Sistem penggolongan tarif cukai hasil tembakau berdasarkan jumlah produksi menjadi peluang bagi perusahaan rokok untuk bermanuver untuk melakukan penghindaran pajak.
Besaran tarif cukai yang ditentukan lewat ambang batas produksi juga menyebabkan adanya selisih tarif yang lebar antargolongan sehingga harga rokok di pasaran pun menjadi bervariasi. Hal ini mengakibatkan harga rokok masih terjangkau kendati pemerintah menaikkan tarif cukai hasil tembakau setiap tahunnya.
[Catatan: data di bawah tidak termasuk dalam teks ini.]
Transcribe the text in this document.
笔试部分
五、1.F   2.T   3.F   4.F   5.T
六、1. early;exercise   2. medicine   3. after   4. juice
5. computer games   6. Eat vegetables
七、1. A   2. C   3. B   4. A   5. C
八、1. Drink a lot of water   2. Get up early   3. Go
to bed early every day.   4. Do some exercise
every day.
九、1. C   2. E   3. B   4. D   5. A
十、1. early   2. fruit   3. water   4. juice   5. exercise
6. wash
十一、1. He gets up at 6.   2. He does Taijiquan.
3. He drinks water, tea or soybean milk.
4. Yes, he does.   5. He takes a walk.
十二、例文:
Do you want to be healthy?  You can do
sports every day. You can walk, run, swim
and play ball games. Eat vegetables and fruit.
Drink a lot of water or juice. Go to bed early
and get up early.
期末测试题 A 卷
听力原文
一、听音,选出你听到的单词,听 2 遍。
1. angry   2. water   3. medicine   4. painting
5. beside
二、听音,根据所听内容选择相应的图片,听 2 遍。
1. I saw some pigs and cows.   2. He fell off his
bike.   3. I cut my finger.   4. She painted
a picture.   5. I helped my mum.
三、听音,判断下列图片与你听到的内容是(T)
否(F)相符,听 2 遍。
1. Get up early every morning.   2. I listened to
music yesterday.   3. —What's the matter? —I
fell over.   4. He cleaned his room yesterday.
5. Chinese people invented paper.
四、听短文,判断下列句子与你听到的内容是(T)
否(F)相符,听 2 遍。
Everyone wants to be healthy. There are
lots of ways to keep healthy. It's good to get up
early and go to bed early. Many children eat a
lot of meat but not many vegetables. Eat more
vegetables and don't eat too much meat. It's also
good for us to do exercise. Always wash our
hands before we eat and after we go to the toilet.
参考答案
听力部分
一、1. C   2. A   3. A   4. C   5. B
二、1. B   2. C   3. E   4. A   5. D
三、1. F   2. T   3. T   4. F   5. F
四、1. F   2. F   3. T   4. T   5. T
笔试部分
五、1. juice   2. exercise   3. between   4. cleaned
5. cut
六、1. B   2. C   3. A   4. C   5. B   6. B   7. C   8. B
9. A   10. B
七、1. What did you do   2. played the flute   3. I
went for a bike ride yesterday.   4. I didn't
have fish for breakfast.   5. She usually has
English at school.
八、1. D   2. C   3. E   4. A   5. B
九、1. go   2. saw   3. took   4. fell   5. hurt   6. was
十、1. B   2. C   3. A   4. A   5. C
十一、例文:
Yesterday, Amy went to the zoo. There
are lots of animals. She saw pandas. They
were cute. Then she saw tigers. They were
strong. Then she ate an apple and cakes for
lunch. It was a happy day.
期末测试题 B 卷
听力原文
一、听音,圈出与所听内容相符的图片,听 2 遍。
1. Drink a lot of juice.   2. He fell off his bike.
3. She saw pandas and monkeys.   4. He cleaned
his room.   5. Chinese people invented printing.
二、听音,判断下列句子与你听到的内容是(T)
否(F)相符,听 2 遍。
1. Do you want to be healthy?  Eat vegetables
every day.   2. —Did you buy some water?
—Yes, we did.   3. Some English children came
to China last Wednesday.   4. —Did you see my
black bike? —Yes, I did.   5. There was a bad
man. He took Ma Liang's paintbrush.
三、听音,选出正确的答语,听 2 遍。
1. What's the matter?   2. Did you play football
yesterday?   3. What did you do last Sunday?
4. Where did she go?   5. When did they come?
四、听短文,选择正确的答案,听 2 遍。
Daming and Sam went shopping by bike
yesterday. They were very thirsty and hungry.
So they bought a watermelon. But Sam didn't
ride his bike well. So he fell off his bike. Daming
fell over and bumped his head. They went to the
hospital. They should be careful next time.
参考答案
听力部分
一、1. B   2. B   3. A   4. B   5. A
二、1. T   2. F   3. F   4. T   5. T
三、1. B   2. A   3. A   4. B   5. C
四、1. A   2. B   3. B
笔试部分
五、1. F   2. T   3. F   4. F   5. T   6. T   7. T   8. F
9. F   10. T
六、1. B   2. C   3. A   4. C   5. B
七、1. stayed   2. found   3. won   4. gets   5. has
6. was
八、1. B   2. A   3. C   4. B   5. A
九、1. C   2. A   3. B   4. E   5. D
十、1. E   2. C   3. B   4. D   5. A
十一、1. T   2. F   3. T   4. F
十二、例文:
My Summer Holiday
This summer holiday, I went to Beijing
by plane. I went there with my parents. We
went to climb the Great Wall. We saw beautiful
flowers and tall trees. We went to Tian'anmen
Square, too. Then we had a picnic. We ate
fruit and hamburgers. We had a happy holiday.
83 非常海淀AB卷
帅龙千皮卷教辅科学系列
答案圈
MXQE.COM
Ekonom senior Faisal Basri menilai struktur cukai di Indonesia yang terdiri dari 8 golongan saat ini masih terlalu banyak dan tidak efektif.
SCROLL TO CONTINUE WITH CONTENT
"Struktur 8 layer itu masih memberikan degree of maneuverability kepada perusahaan untuk menyiasati kenaikan cukai," ujarnya Faisal Basri, Selasa (14/6/2022).
Dia pun menyoroti terkait batasan produksi yang dijadikan indikator penggolongan perusahaan. "Jika dikaitkan dengan kesehatan, batasan 3 miliar batang itu apa urusannya?" katanya. Itulah sebabnya dia mendorong dilanjutkannya kebijakan simplifikasi struktur tarif cukai.
Faisal berharap pemerintah dapat merevisi ketentuan terkait pengaturan penggolongan pabrikan rokok yang dinilai tak lagi relevan, terutama terkait besaran batasan golongan 2.
"Adanya penggolongan ini kan concern-nya untuk UKM. Pengertian UKM itu apa? Rasanya pabrikan rokok mesin itu bukan UKM lagi. Oleh karena itu sigaret kretek mesin tidak perlu ada penggolongan karena perusahaan rokok besar semua," katanya.
Analis Kebijakan Badan Kebijakan Fiskal Febri Pangestu menambahkan bahwa pembedaan golongan berdasarkan jenis dan produksi rokok menjadi penyebab kompleksnya struktur tarif cukai di Indonesia.